Tokyo Workshop on Spin/Charge Liquids near Ordering に参加して

2012年の11月29,30日にTokyo workshop on spin/charge liquids near orderingが,東京大学本郷キャンパスにて開催されました.この会議は,同年12月に開催されたInternational Symposium Material Science Opened by Molecular Degree of Freedom(MDF2012)と同じく,MDFプログラムの一環である会議です.MDFプログラムでは,有機伝導体など分子性固体における電子物性などを対象とした研究が展開されています.本会議は,特に電子スピンや電荷が揺らいだ秩序構造を持たない,液体様の振る舞いをみせる電子系に関する集中的な議論が行われました.

物性物理化学研究室からは中澤康浩教授と山下智史助教が参加し,中澤教授がThermodynamics of Dimer Mott Systems with Spin Liquid Charactersというタイトルで講演を行いました. 会議の1日目は前述の講演を含め,主としてスピン液体状態に関する講演が行われました. スピン液体という状態が理論的な概念から実験的な研究対象に変化したのはここ10年程のことであり,近年その性質の理解を目指した多種多様な研究が展開されています. また,わずかな構造の違いから多種多様な現象が生み出される分子性導体においてスピン液体が実現するという事実は,スピン液体とその他の状態の関係性についての議論をさらに活発にしています. 会議では,中澤教授の熱容量測定研究のほか,分光・NMR測定や化学合成的な観点からの研究に関する講演が行われ,理論研究からの視点についての講演もありました. 分子性導体においてスピン液体状態が実現していることを最初に指摘した研究が日本で行われたということもあり,日本の研究者によるスピン液体状態に関する研究は大変盛んです. その一方で,スピン液体問題は固体物性における重要なテーマであるため,海外の研究者による注目度も高く,本会議でも海外の研究者による新しい視点からの講演がありました. 会議の2日目では,1日目に引き続きスピン液体に関する発表と電荷ゆらぎに関する発表が行われました. 最近になり,分子性導体の電子状態がいわゆる金属間化合物とは大きく異なるものであることが注目されていますが,本会議では,このような違いに関し,主として電荷揺らぎに注目した誘電緩和やTHz分光などの研究に関する講演が行われました.

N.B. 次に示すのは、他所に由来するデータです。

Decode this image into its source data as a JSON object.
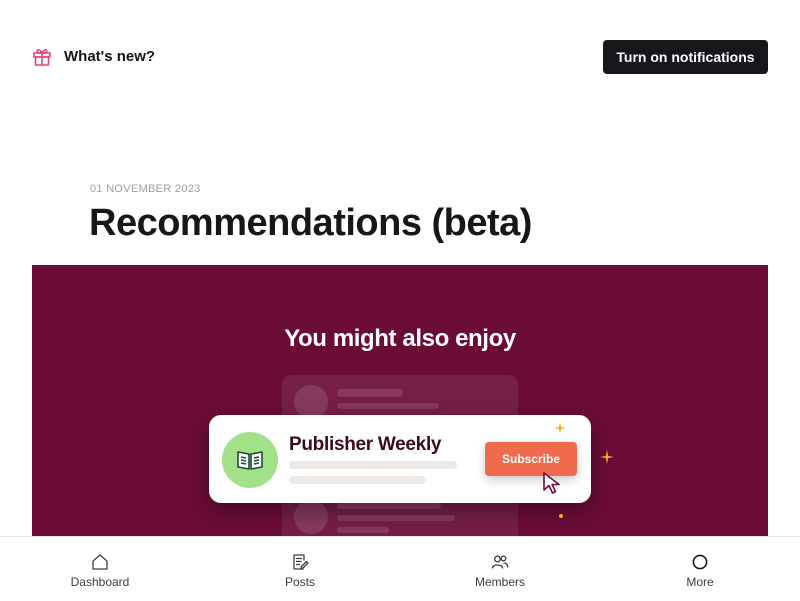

本会議では2講演ごとの休憩があり,質問時間が多少伸びても会議の進行に影響があまりないため,質問時間には余裕があり活発な議論が常に続いていました.また,休憩時間においても講演者を交えた議論が続くことが多かった印象があります.これは,本会議が分野をかなり絞ったものであるということに加え,スピン液体状態と電荷液体状態の間には概念的な共通項が多く,双方の研究が密接に関係するため,会議に参加した研究者のバックグランドや重要な視点が大部分共有していたということが大きな効果であったと思います.私も電荷液体状態に関しては興味があり,いくつかの質問や休憩時間における有意義な議論を行うことができましたが,これもゆとりのある時間設定のおかげだと思います.日本化学会や日本物理学会の年次大会においても,研究領域を絞った議論がなされることもありますが,ここまで分野を絞った議論を2日間継続できる機会はあまり多くないと思います.多種多様な研究発表に触れることで視野を広げることも重要ですが,一部の研究分野に焦点をあて,その研究における問題点も含めて密な議論を行うこともやはり重要であるということを再確認できた会議でした.また,スピン液体分野における海外の研究者の講演を国内で聞くことができたことも大きな収穫でした.本会議で扱った問題には未だ多くの未解決点が存在するため,今後もこのような会議が開催されることを願っています.